Lacey se miró las uñas, unas uñas largas de color morado que no se resquebrajarían o se romperían con mayor facilidad de la que necesitaría el cabello grueso y castaño de Tristan para volver a crecer. Finalmente, contestó:

—Supongo que puedo colarme en una fiesta con piscina durante una hora. Pero, escucha, no esperes que sea la perfecta invitada angelical.

Ivy estaba de pie junto al borde de la piscina. Tenía la carne de gallina a causa del agua fría que la salpicaba de vez en cuando. Dos chicas pasaron corriendo a su lado; las perseguía un tipo con una pistola de agua. Los tres cayeron juntos a la piscina y empaparon a Ivy con una lluvia de gotas heladas. Si eso le hubiera ocurrido un año antes, se habría echado a temblar, a temblar y a rezar a su ángel del agua. Pero los ángeles no existían. Ahora ya lo sabía.

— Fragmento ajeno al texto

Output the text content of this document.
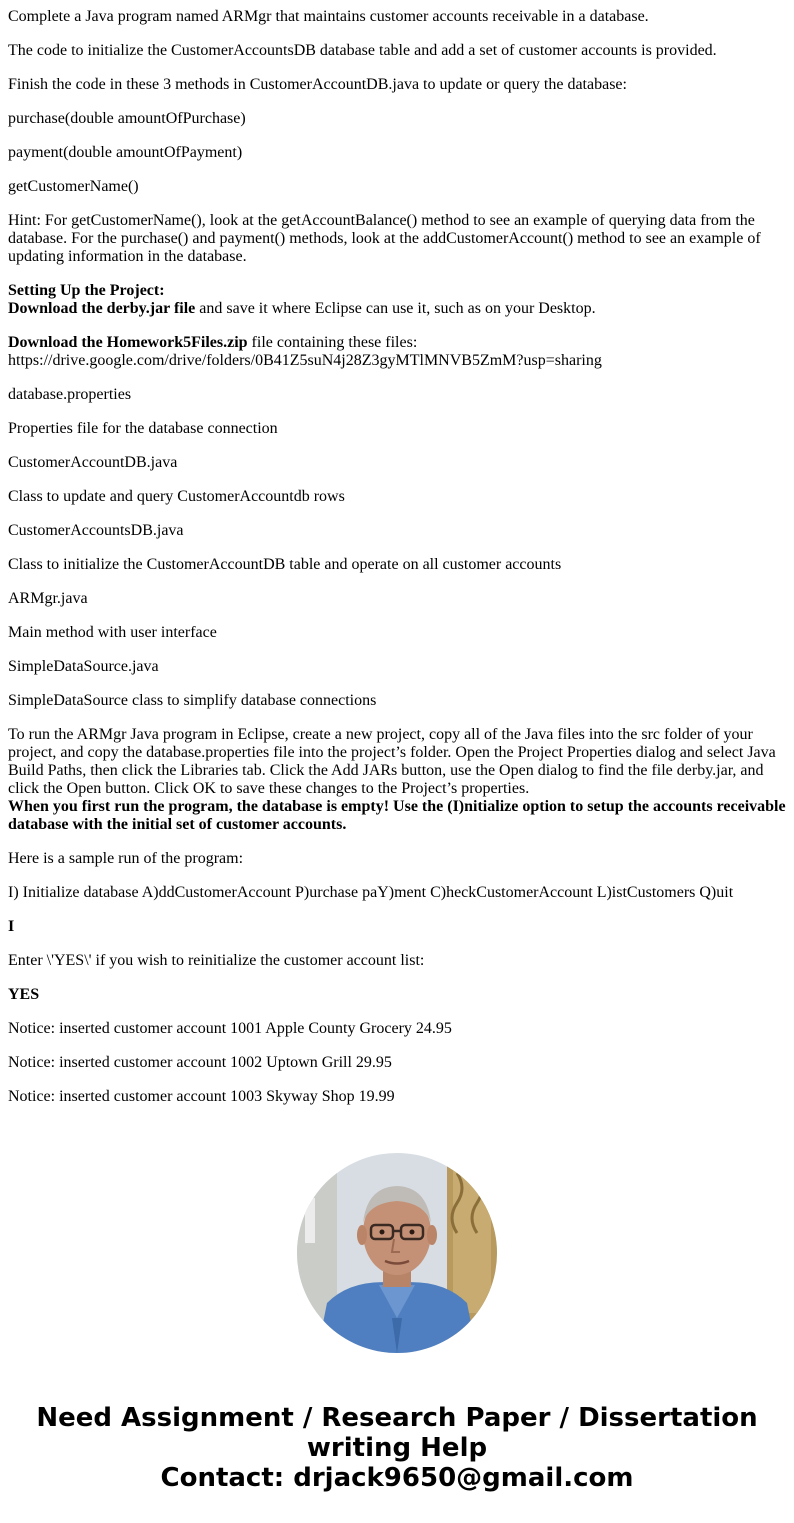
Complete a Java program named ARMgr that maintains customer accounts receivable in a database.

The code to initialize the CustomerAccountsDB database table and add a set of customer accounts is provided.

Finish the code in these 3 methods in CustomerAccountDB.java to update or query the database:

purchase(double amountOfPurchase)

payment(double amountOfPayment)

getCustomerName()

Hint: For getCustomerName(), look at the getAccountBalance() method to see an example of querying data from the database. For the purchase() and payment() methods, look at the addCustomerAccount() method to see an example of updating information in the database.

Setting Up the Project:
Download the derby.jar file and save it where Eclipse can use it, such as on your Desktop.

Download the Homework5Files.zip file containing these files:
https://drive.google.com/drive/folders/0B41Z5suN4j28Z3gyMTlMNVB5ZmM?usp=sharing

database.properties

Properties file for the database connection

CustomerAccountDB.java

Class to update and query CustomerAccountdb rows

CustomerAccountsDB.java

Class to initialize the CustomerAccountDB table and operate on all customer accounts

ARMgr.java

Main method with user interface

SimpleDataSource.java

SimpleDataSource class to simplify database connections

To run the ARMgr Java program in Eclipse, create a new project, copy all of the Java files into the src folder of your project, and copy the database.properties file into the project’s folder. Open the Project Properties dialog and select Java Build Paths, then click the Libraries tab. Click the Add JARs button, use the Open dialog to find the file derby.jar, and click the Open button. Click OK to save these changes to the Project’s properties.
When you first run the program, the database is empty! Use the (I)nitialize option to setup the accounts receivable database with the initial set of customer accounts.

Here is a sample run of the program:

I) Initialize database A)ddCustomerAccount P)urchase paY)ment C)heckCustomerAccount L)istCustomers Q)uit

I

Enter \'YES\' if you wish to reinitialize the customer account list:

YES

Notice: inserted customer account 1001 Apple County Grocery 24.95

Notice: inserted customer account 1002 Uptown Grill 29.95

Notice: inserted customer account 1003 Skyway Shop 19.99

Need Assignment / Research Paper / Dissertation
writing Help
Contact: drjack9650@gmail.com
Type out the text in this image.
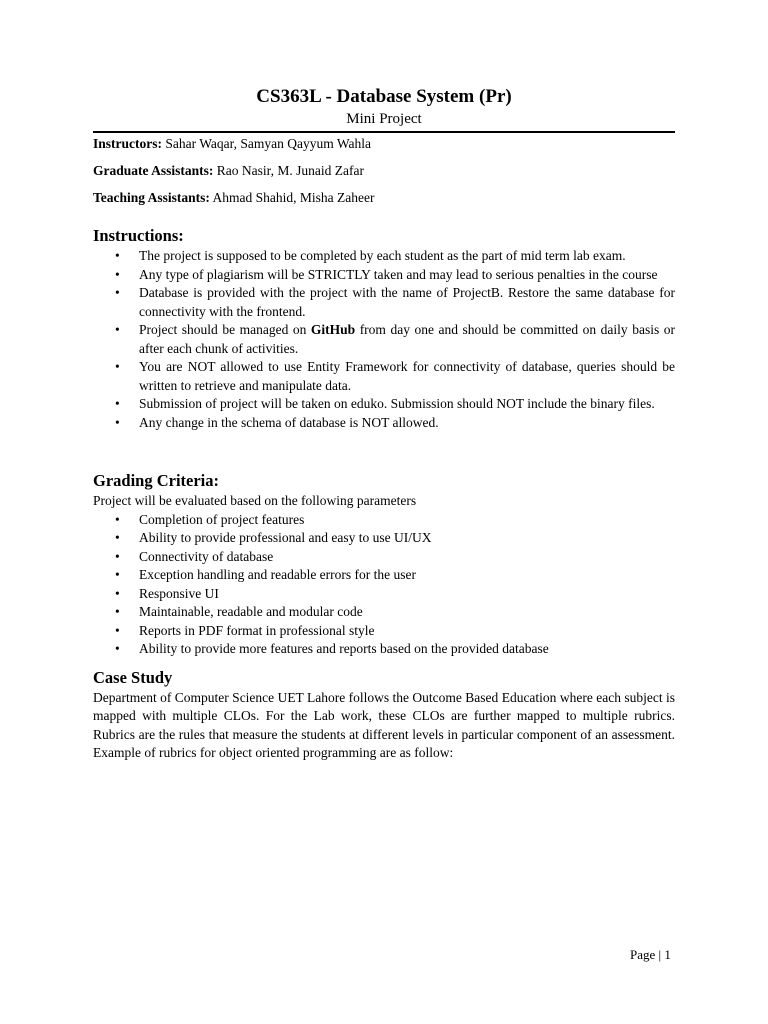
CS363L - Database System (Pr)

Mini Project

Instructors: Sahar Waqar, Samyan Qayyum Wahla

Graduate Assistants: Rao Nasir, M. Junaid Zafar

Teaching Assistants: Ahmad Shahid, Misha Zaheer

Instructions:
• The project is supposed to be completed by each student as the part of mid term lab exam.
• Any type of plagiarism will be STRICTLY taken and may lead to serious penalties in the course
• Database is provided with the project with the name of ProjectB. Restore the same database for connectivity with the frontend.
• Project should be managed on GitHub from day one and should be committed on daily basis or after each chunk of activities.
• You are NOT allowed to use Entity Framework for connectivity of database, queries should be written to retrieve and manipulate data.
• Submission of project will be taken on eduko. Submission should NOT include the binary files.
• Any change in the schema of database is NOT allowed.
Grading Criteria:

Project will be evaluated based on the following parameters

• Completion of project features
• Ability to provide professional and easy to use UI/UX
• Connectivity of database
• Exception handling and readable errors for the user
• Responsive UI
• Maintainable, readable and modular code
• Reports in PDF format in professional style
• Ability to provide more features and reports based on the provided database
Case Study

Department of Computer Science UET Lahore follows the Outcome Based Education where each subject is mapped with multiple CLOs. For the Lab work, these CLOs are further mapped to multiple rubrics. Rubrics are the rules that measure the students at different levels in particular component of an assessment. Example of rubrics for object oriented programming are as follow:

Page | 1
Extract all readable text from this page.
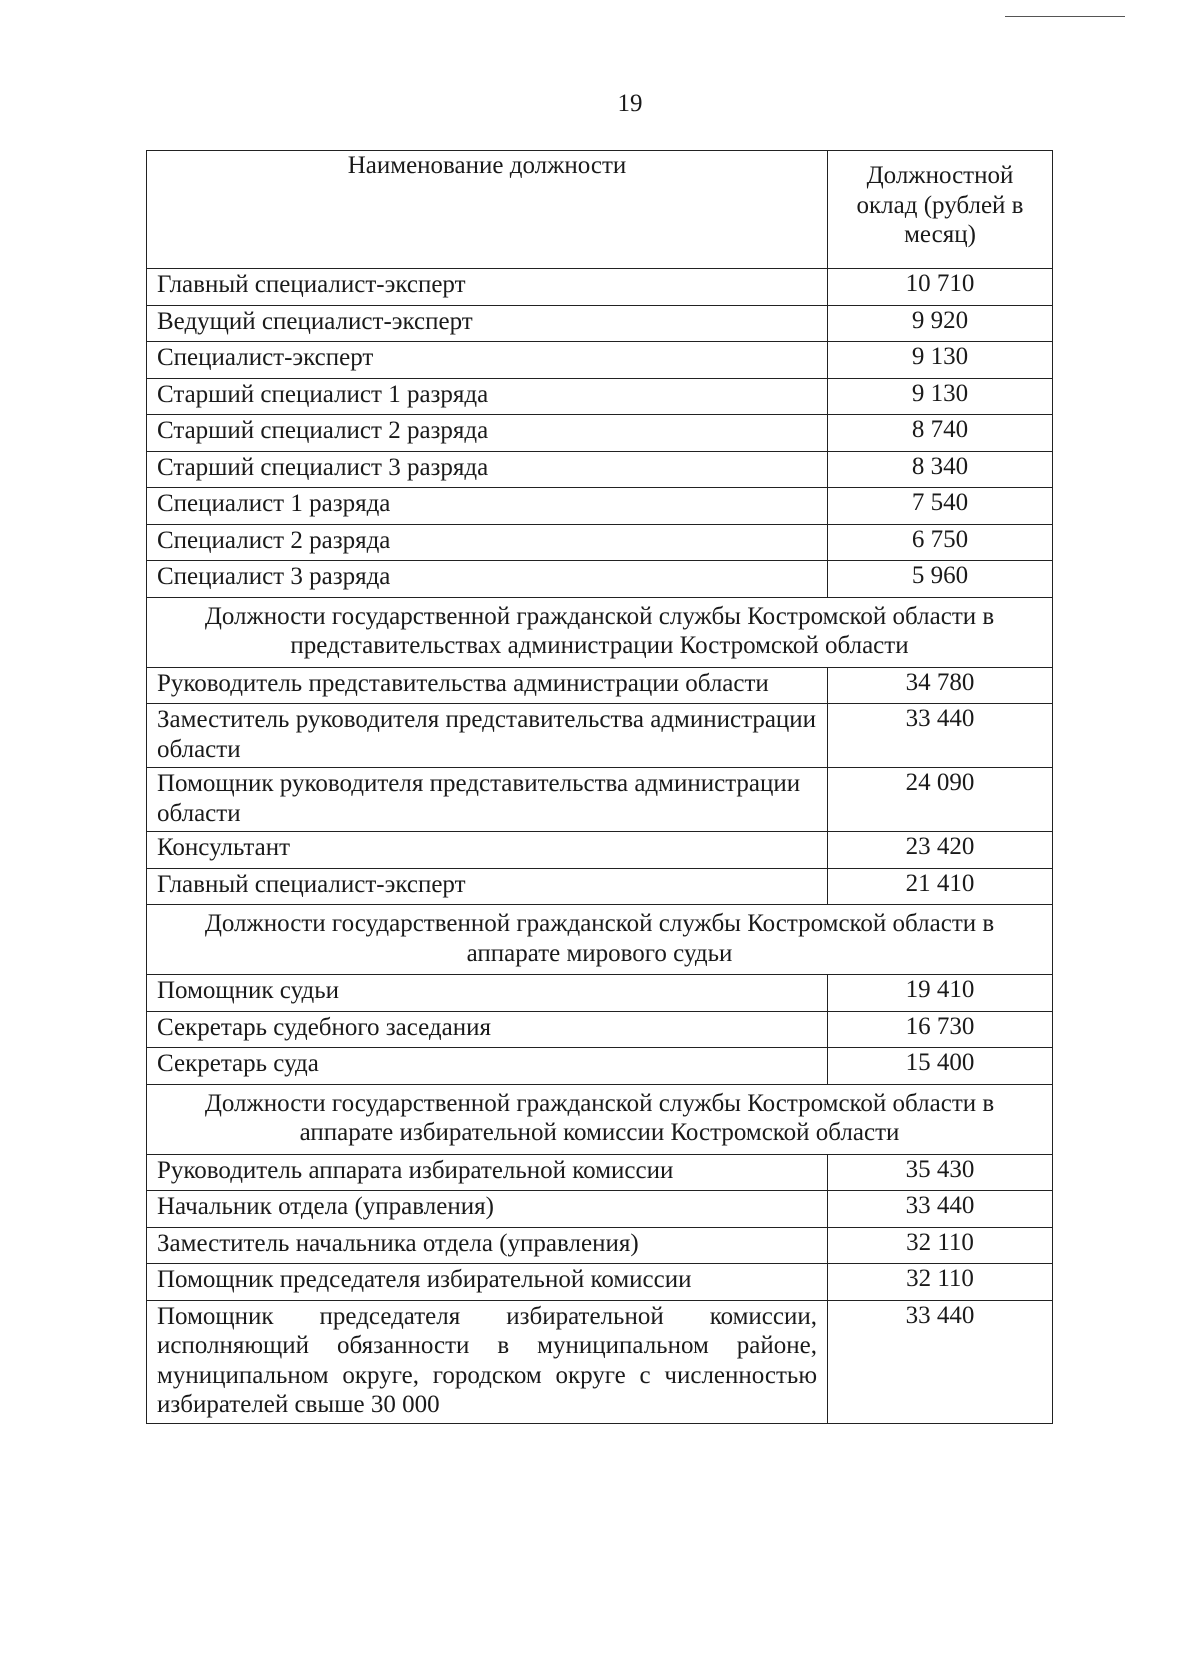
19
Наименование должности	Должностной оклад (рублей в месяц)
Главный специалист-эксперт	10 710
Ведущий специалист-эксперт	9 920
Специалист-эксперт	9 130
Старший специалист 1 разряда	9 130
Старший специалист 2 разряда	8 740
Старший специалист 3 разряда	8 340
Специалист 1 разряда	7 540
Специалист 2 разряда	6 750
Специалист 3 разряда	5 960
Должности государственной гражданской службы Костромской области в представительствах администрации Костромской области	
Руководитель представительства администрации области	34 780
Заместитель руководителя представительства администрации области	33 440
Помощник руководителя представительства администрации области	24 090
Консультант	23 420
Главный специалист-эксперт	21 410
Должности государственной гражданской службы Костромской области в аппарате мирового судьи	
Помощник судьи	19 410
Секретарь судебного заседания	16 730
Секретарь суда	15 400
Должности государственной гражданской службы Костромской области в аппарате избирательной комиссии Костромской области	
Руководитель аппарата избирательной комиссии	35 430
Начальник отдела (управления)	33 440
Заместитель начальника отдела (управления)	32 110
Помощник председателя избирательной комиссии	32 110
Помощник председателя избирательной комиссии, исполняющий обязанности в муниципальном районе, муниципальном округе, городском округе с численностью избирателей свыше 30 000	33 440
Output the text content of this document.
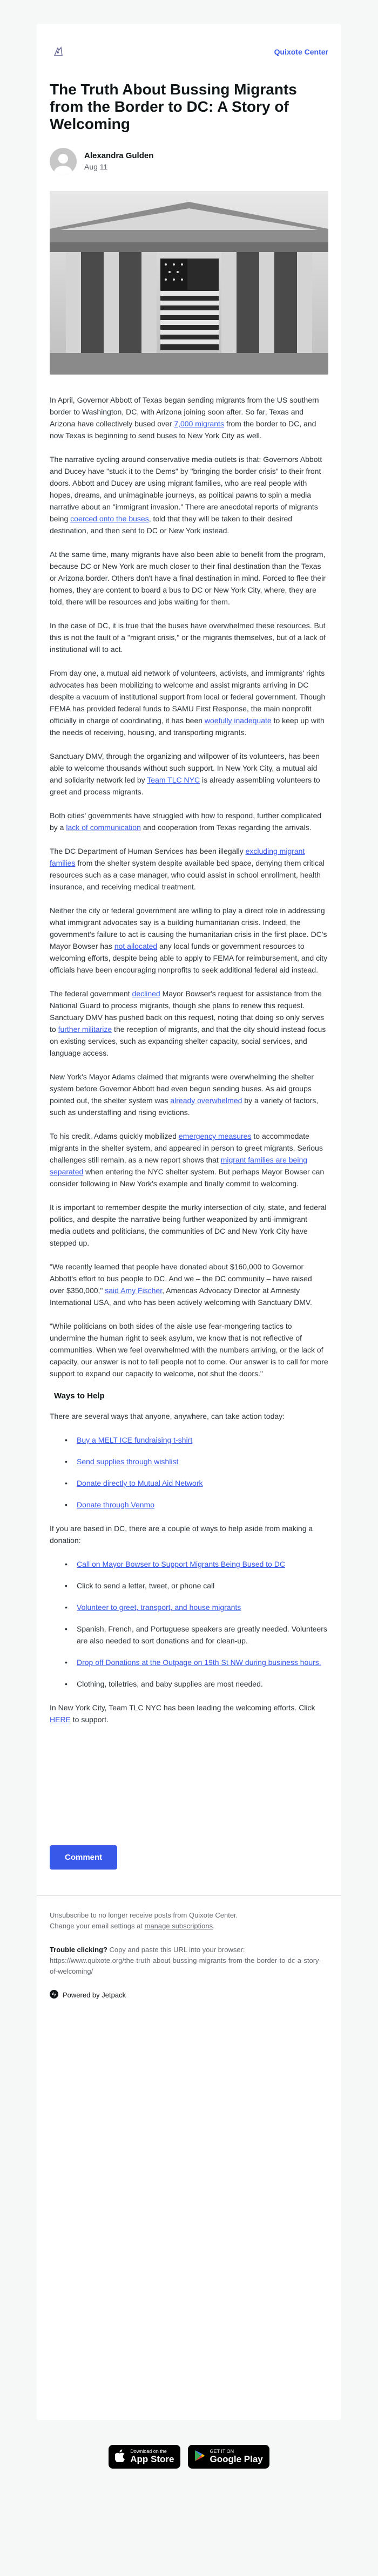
Quixote Center
The Truth About Bussing Migrants from the Border to DC: A Story of Welcoming
Alexandra Gulden
Aug 11

In April, Governor Abbott of Texas began sending migrants from the US southern border to Washington, DC, with Arizona joining soon after. So far, Texas and Arizona have collectively bused over 7,000 migrants from the border to DC, and now Texas is beginning to send buses to New York City as well.

The narrative cycling around conservative media outlets is that: Governors Abbott and Ducey have "stuck it to the Dems" by "bringing the border crisis" to their front doors. Abbott and Ducey are using migrant families, who are real people with hopes, dreams, and unimaginable journeys, as political pawns to spin a media narrative about an "immigrant invasion." There are anecdotal reports of migrants being coerced onto the buses, told that they will be taken to their desired destination, and then sent to DC or New York instead.

At the same time, many migrants have also been able to benefit from the program, because DC or New York are much closer to their final destination than the Texas or Arizona border. Others don't have a final destination in mind. Forced to flee their homes, they are content to board a bus to DC or New York City, where, they are told, there will be resources and jobs waiting for them.

In the case of DC, it is true that the buses have overwhelmed these resources. But this is not the fault of a "migrant crisis," or the migrants themselves, but of a lack of institutional will to act.

From day one, a mutual aid network of volunteers, activists, and immigrants' rights advocates has been mobilizing to welcome and assist migrants arriving in DC despite a vacuum of institutional support from local or federal government. Though FEMA has provided federal funds to SAMU First Response, the main nonprofit officially in charge of coordinating, it has been woefully inadequate to keep up with the needs of receiving, housing, and transporting migrants.

Sanctuary DMV, through the organizing and willpower of its volunteers, has been able to welcome thousands without such support. In New York City, a mutual aid and solidarity network led by Team TLC NYC is already assembling volunteers to greet and process migrants.

Both cities' governments have struggled with how to respond, further complicated by a lack of communication and cooperation from Texas regarding the arrivals.

The DC Department of Human Services has been illegally excluding migrant families from the shelter system despite available bed space, denying them critical resources such as a case manager, who could assist in school enrollment, health insurance, and receiving medical treatment.

Neither the city or federal government are willing to play a direct role in addressing what immigrant advocates say is a building humanitarian crisis. Indeed, the government's failure to act is causing the humanitarian crisis in the first place. DC's Mayor Bowser has not allocated any local funds or government resources to welcoming efforts, despite being able to apply to FEMA for reimbursement, and city officials have been encouraging nonprofits to seek additional federal aid instead.

The federal government declined Mayor Bowser's request for assistance from the National Guard to process migrants, though she plans to renew this request. Sanctuary DMV has pushed back on this request, noting that doing so only serves to further militarize the reception of migrants, and that the city should instead focus on existing services, such as expanding shelter capacity, social services, and language access.

New York's Mayor Adams claimed that migrants were overwhelming the shelter system before Governor Abbott had even begun sending buses. As aid groups pointed out, the shelter system was already overwhelmed by a variety of factors, such as understaffing and rising evictions.

To his credit, Adams quickly mobilized emergency measures to accommodate migrants in the shelter system, and appeared in person to greet migrants. Serious challenges still remain, as a new report shows that migrant families are being separated when entering the NYC shelter system. But perhaps Mayor Bowser can consider following in New York's example and finally commit to welcoming.

It is important to remember despite the murky intersection of city, state, and federal politics, and despite the narrative being further weaponized by anti-immigrant media outlets and politicians, the communities of DC and New York City have stepped up.

"We recently learned that people have donated about $160,000 to Governor Abbott's effort to bus people to DC. And we – the DC community – have raised over $350,000," said Amy Fischer, Americas Advocacy Director at Amnesty International USA, and who has been actively welcoming with Sanctuary DMV.

"While politicians on both sides of the aisle use fear-mongering tactics to undermine the human right to seek asylum, we know that is not reflective of communities. When we feel overwhelmed with the numbers arriving, or the lack of capacity, our answer is not to tell people not to come. Our answer is to call for more support to expand our capacity to welcome, not shut the doors."

Ways to Help

There are several ways that anyone, anywhere, can take action today:

• Buy a MELT ICE fundraising t-shirt
• Send supplies through wishlist
• Donate directly to Mutual Aid Network
• Donate through Venmo

If you are based in DC, there are a couple of ways to help aside from making a donation:

• Call on Mayor Bowser to Support Migrants Being Bused to DC
• Click to send a letter, tweet, or phone call
• Volunteer to greet, transport, and house migrants
• Spanish, French, and Portuguese speakers are greatly needed. Volunteers are also needed to sort donations and for clean-up.
• Drop off Donations at the Outpage on 19th St NW during business hours.
• Clothing, toiletries, and baby supplies are most needed.

In New York City, Team TLC NYC has been leading the welcoming efforts. Click HERE to support.

Comment

Unsubscribe to no longer receive posts from Quixote Center.
Change your email settings at manage subscriptions.

Trouble clicking? Copy and paste this URL into your browser: https://www.quixote.org/the-truth-about-bussing-migrants-from-the-border-to-dc-a-story-of-welcoming/

Powered by Jetpack
Download on the
App Store
GET IT ON
Google Play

Durante el invierno anterior, cuando se había quedado colgando de un trampolín situado a gran altura sobre la piscina del instituto, paralizada por un miedo que conocía desde la niñez, le había rezado a su ángel del agua. Pero había sido Tristan quien la había salvado.

Él la había enseñado a nadar. A pesar de que aquel primer día, y al siguiente, y al otro, le habían castañeteado los dientes, a Ivy le había encantado la sensación que le provocaba el agua cuando Tristan la arrastraba por ella. Le gustaba mucho Tristan, incluso pese a que defendía que los ángeles no existían.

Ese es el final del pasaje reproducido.